The roads were clear - I can’t remember us passing another car. We were fast and accurate on empty roads. The BMW held a firm line.
We pulled into Mams’ friends’ street at half eleven by the soft orange light of the dashboard. I cut the lights again. We unfolded the buggy. Cait strapped the still sleeping baby in. I said I would wait for her.
The baby’s parents car passed me, as Cait walked towards their house. It flashed as it passed her, and swung into their driveway. In the split second that the car was invisible, Cait reached down and pinched the child. I could hear it wake up and start to scream and cry. Always practical in her deception.
I got out of the BMW, and walked over. Cait was in the garden, talking to the now-wailing baby’s parents. The mother was thanking Cait - Cait was explaining that she had been walking him around the block, and he had been screaming all night.
The father handed Cait an envelope, and rooted through his wallet for an extra tenner - ‘Since he’s been a nightmare’. Cait smiled - ‘No’, she said ‘He’s perfect’

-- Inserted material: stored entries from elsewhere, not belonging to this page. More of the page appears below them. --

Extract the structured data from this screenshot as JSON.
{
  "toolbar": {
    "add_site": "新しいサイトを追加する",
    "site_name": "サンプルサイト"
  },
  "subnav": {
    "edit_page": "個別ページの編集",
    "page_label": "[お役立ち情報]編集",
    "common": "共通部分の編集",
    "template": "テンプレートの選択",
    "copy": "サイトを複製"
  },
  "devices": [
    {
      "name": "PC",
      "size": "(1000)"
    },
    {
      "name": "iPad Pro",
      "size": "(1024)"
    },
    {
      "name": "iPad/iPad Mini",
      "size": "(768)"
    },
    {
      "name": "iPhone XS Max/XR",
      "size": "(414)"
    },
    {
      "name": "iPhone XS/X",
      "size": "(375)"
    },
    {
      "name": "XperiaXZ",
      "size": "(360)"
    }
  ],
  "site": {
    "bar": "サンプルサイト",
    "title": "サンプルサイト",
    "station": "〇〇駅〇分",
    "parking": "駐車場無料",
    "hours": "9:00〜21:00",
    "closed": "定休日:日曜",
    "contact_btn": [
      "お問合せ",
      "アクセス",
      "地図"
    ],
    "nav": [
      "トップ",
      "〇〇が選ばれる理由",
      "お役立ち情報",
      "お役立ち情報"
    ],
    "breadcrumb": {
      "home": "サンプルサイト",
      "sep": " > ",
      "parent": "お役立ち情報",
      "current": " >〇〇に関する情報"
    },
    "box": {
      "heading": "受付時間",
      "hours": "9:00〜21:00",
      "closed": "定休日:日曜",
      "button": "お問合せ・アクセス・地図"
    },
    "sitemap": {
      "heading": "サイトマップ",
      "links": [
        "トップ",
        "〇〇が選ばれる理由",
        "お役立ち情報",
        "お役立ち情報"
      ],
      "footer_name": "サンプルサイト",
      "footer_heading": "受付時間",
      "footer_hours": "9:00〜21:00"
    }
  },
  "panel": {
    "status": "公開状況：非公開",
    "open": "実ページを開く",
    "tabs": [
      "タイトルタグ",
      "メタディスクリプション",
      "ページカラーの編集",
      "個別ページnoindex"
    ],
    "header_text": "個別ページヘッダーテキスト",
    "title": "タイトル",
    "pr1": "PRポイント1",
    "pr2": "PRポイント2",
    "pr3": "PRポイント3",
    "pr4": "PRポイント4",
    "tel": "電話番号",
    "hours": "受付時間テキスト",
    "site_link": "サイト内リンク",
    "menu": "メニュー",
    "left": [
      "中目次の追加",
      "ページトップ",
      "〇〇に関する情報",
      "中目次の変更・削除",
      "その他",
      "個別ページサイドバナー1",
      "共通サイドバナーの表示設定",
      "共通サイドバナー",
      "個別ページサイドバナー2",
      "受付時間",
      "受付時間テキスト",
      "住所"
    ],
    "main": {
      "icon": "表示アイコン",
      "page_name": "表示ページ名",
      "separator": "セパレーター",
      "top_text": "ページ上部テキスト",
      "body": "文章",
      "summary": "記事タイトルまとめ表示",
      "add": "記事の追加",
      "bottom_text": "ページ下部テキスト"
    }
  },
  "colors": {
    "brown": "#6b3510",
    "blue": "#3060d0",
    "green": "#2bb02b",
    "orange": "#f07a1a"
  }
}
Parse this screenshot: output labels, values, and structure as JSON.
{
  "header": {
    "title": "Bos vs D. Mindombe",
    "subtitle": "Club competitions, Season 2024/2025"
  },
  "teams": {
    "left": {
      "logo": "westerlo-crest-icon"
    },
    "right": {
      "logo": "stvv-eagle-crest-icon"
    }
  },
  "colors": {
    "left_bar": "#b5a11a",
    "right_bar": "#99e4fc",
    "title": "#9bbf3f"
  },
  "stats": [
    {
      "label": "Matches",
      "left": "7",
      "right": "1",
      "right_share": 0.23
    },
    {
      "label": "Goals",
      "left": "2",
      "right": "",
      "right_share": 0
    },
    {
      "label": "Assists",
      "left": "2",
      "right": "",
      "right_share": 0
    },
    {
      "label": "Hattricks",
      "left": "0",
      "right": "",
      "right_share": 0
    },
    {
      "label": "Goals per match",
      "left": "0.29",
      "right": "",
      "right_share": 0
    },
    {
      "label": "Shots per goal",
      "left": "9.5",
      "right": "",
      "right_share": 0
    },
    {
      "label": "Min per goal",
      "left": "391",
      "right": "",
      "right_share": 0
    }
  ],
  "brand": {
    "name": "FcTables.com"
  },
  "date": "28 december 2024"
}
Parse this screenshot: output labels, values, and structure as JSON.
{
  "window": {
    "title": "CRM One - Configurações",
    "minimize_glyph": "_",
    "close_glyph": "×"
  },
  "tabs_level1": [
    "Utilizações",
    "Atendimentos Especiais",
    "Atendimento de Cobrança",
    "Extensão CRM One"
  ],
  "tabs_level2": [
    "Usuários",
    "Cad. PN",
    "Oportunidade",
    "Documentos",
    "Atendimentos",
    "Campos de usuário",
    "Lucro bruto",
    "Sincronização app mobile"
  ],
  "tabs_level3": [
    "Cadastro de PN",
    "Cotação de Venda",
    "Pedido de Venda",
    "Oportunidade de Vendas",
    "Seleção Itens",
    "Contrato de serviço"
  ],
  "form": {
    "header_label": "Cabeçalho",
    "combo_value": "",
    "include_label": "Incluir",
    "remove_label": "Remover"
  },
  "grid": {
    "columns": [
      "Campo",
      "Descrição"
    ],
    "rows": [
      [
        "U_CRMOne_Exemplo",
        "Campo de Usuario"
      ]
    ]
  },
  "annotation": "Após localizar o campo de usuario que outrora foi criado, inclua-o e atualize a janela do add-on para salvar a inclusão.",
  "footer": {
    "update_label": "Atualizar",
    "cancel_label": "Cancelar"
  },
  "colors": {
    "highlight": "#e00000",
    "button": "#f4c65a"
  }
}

I waved, and said hi - I had been passing, and knew that Cait might need a lift. There were smiles - how helpful! There were offers of tea, which we declined. Cait and I walked back to the car in silence.
Not all of the weapons could be located after the Thule Monitor crash. Large chunks of the contaminated ice shelf had to be shipped to North Carolina. Nuclear armageddon was avoided - and as a direct result of the accident at Thule, the phoneline between Moscow and Washington was strengthened.